• Am. J. Med. · Dec 2001

    Epidemiology of clinically diagnosed community-acquired pneumonia in the primary care setting: results from the 1999-2000 respiratory surveillance program.

    • M H Gotfried.
    • Pulmonary Associates, Phoenix, Arizona 85020, USA.
    • Am. J. Med. 2001 Dec 17;111 Suppl 9A:25S-29S; discussion 36S-38S.
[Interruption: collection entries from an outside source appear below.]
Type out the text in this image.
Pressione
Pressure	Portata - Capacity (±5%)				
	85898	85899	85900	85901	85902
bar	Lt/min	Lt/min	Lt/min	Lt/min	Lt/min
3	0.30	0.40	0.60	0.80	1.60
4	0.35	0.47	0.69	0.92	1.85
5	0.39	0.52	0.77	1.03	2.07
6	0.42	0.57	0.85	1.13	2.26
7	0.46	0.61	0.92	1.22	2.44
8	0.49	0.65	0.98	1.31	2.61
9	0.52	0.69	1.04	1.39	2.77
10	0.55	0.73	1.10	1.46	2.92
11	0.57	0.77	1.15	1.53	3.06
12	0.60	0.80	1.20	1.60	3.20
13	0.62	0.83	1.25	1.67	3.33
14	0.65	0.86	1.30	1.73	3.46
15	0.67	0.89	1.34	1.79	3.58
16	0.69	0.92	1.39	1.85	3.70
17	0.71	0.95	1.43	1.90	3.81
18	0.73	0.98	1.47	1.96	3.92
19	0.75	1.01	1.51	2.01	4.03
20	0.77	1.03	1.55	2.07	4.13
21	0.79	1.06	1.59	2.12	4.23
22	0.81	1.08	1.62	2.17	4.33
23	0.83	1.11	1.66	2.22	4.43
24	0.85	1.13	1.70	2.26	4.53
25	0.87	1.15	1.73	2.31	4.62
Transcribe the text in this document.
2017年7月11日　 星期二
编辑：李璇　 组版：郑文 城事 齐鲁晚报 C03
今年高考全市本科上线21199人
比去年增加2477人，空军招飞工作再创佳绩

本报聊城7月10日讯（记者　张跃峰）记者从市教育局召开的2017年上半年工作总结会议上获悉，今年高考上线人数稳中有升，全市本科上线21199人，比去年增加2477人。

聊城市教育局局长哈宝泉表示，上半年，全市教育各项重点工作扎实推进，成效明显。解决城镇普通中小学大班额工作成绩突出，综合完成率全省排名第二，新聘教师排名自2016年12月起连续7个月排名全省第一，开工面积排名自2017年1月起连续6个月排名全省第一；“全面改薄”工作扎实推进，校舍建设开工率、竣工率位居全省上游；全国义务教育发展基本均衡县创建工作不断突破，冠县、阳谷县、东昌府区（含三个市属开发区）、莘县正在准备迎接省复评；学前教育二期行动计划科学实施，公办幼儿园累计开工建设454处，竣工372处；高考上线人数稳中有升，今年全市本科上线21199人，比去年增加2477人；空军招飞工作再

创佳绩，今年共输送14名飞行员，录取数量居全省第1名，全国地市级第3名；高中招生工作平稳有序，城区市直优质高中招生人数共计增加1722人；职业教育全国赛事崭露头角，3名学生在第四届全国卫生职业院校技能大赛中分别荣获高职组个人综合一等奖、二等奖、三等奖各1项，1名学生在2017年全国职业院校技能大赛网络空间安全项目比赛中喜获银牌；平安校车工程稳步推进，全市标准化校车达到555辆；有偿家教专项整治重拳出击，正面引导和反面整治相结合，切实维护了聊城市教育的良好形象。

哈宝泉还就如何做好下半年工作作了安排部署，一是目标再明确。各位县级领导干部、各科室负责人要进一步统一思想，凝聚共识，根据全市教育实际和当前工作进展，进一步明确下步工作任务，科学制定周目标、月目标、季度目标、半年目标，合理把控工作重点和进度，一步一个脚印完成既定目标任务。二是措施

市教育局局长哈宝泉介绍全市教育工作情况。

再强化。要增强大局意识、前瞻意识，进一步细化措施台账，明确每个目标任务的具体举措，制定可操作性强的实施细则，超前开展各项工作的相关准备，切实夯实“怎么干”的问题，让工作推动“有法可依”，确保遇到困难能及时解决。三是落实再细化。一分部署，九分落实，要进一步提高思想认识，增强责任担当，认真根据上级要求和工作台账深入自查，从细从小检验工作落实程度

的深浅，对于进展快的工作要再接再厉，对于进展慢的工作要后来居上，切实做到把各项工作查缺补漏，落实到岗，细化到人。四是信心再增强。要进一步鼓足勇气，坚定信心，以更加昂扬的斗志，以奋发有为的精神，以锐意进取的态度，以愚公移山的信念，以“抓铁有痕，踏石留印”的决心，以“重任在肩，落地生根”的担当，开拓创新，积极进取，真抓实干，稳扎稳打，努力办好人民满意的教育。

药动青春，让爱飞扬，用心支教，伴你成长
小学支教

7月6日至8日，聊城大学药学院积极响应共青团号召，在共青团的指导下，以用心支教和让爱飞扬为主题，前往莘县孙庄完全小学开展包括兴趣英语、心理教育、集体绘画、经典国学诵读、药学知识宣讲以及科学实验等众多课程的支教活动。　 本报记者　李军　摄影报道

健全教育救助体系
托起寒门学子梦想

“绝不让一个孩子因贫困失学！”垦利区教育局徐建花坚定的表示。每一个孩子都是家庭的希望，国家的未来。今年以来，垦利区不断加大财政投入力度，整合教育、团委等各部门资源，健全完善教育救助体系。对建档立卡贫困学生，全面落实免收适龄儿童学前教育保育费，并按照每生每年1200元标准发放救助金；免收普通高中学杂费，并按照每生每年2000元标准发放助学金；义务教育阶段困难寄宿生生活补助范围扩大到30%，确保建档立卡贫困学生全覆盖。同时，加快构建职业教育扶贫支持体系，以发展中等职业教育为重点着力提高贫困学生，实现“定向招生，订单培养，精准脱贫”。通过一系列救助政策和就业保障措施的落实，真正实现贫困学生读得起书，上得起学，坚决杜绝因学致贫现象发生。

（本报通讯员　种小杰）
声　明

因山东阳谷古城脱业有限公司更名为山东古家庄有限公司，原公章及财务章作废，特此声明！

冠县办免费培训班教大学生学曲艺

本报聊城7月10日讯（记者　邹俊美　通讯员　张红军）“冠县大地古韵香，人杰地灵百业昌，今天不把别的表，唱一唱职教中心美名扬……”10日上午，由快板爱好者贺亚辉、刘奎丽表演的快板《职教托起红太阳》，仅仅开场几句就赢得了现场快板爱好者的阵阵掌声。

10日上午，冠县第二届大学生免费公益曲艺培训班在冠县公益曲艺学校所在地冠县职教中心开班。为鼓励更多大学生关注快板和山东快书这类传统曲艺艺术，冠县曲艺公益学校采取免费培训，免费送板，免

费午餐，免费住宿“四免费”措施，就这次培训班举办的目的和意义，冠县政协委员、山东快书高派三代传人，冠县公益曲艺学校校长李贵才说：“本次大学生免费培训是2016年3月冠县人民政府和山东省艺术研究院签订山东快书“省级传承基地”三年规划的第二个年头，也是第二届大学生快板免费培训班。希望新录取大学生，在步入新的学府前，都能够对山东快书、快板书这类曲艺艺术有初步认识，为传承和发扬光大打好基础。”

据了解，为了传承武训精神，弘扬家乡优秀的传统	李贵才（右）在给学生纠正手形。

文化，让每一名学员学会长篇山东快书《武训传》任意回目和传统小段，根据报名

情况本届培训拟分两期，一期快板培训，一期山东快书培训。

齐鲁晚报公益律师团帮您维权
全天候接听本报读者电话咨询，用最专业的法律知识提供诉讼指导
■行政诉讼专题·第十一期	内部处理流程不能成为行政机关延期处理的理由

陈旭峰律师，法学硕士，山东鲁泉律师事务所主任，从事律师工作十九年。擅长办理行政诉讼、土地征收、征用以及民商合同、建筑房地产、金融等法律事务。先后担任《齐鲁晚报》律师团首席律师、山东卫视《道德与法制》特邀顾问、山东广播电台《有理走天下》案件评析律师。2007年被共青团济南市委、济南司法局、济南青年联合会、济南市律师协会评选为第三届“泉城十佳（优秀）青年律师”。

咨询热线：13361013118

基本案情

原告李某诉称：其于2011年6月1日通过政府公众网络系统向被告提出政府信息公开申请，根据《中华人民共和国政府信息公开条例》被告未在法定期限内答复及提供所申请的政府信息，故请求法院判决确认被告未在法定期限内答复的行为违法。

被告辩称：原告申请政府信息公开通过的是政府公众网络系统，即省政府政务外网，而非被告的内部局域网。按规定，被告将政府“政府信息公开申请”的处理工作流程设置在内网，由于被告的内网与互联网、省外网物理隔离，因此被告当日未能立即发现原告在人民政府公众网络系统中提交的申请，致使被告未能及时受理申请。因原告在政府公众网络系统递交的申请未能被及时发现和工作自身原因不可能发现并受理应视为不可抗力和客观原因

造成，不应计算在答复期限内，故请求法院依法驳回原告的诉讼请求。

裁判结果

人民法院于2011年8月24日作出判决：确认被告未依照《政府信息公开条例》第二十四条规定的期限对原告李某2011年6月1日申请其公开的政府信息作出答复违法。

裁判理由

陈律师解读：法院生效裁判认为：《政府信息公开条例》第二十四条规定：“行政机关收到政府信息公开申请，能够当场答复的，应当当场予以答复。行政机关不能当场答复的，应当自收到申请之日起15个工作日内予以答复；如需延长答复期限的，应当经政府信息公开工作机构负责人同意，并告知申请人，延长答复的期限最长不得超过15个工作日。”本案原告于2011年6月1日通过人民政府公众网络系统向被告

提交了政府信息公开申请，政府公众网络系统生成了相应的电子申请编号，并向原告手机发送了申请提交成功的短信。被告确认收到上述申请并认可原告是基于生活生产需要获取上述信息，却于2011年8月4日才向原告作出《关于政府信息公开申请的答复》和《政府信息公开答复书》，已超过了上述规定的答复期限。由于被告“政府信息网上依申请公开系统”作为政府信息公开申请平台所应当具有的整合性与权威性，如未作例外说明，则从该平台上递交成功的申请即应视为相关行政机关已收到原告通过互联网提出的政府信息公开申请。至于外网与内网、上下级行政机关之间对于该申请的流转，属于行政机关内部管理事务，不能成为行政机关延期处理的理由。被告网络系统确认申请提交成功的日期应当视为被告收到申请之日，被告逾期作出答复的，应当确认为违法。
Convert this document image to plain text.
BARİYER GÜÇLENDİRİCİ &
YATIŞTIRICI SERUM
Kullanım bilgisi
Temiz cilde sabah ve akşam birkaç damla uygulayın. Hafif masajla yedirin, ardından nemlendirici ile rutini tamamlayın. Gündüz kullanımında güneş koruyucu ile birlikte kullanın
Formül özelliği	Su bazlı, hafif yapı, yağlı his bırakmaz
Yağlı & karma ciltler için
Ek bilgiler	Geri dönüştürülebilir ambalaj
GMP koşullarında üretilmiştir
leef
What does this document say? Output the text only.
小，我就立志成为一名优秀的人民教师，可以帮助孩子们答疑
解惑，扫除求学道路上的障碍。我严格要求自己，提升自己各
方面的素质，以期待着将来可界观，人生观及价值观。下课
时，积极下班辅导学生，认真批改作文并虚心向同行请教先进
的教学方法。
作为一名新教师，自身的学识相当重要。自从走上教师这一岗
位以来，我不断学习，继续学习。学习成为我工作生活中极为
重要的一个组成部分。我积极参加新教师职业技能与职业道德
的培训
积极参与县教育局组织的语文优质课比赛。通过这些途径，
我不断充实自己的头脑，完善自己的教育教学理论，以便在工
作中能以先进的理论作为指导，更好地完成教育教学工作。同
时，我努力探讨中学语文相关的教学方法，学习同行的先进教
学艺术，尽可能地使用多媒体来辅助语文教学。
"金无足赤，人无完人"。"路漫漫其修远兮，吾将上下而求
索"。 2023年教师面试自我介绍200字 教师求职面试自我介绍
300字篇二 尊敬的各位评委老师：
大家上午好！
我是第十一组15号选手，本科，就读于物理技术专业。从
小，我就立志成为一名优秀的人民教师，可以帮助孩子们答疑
    AbstractTo evaluate the prevalence of typical pathogens, level of resistance, and risk factors associated with community-acquired pneumonia (CAP) in the outpatient primary care setting and define current antibiotic treatment for office-based CAP, the Respiratory Surveillance Program (RESP) recruited 1,200 primary care clinics during the 1999-2000 respiratory infection season. Participating community-based physicians submitted sputum samples from patients presenting with a community-acquired respiratory infection including community-acquired pneumonia (CAP). All patients were aged > or =18 years. Patient demographics and risk factors were collected. Physicians express-mailed the specimens to a central laboratory for identification and susceptibility testing. All isolates were tested against a select panel of antimicrobial agents that are used to treat CAP. Patients with CAP were diagnosed by the treating physicians. Chest radiographs were not required as part of the study. A total of 610 specimens were submitted from patients with CAP. A smoking history or reported history of chronic obstructive pulmonary disease were present in >50% of those diagnosed with CAP. The most common pathogens were, in order of prevalence, Haemophilus influenzae, Streptococcus pneumoniae, and Moraxella catarrhalis. During the study period, a variety of antibiotics were prescribed for the treatment of outpatient CAP. The top 3 prescribed antibiotics include levofloxacin (23%), clarithromycin (19%), and azithromycin (10%). Gatifloxacin, which was approved in December 1999 and therefore available for only part of the study, accounted for 4% of the prescriptions. Of S pneumoniae isolates, 8% demonstrated high-level resistance to penicillin (> or =2 microg/mL) and 33% were found resistant to macrolides and trimethoprim/sulfamethoxazole. All S pneumoniae isolates were sensitive to gatifloxacin, vancomycin, and levofloxacin. Other less common organisms isolated were staphylococci, streptococci, Enterobacteriaceae, Pseudomonas spp, and Acinetobacter spp. The choice of antibiotic to treat outpatient CAP varies from practice to practice and does not appear to be influenced by the patient's age, the patient's history of smoking, or comorbidity.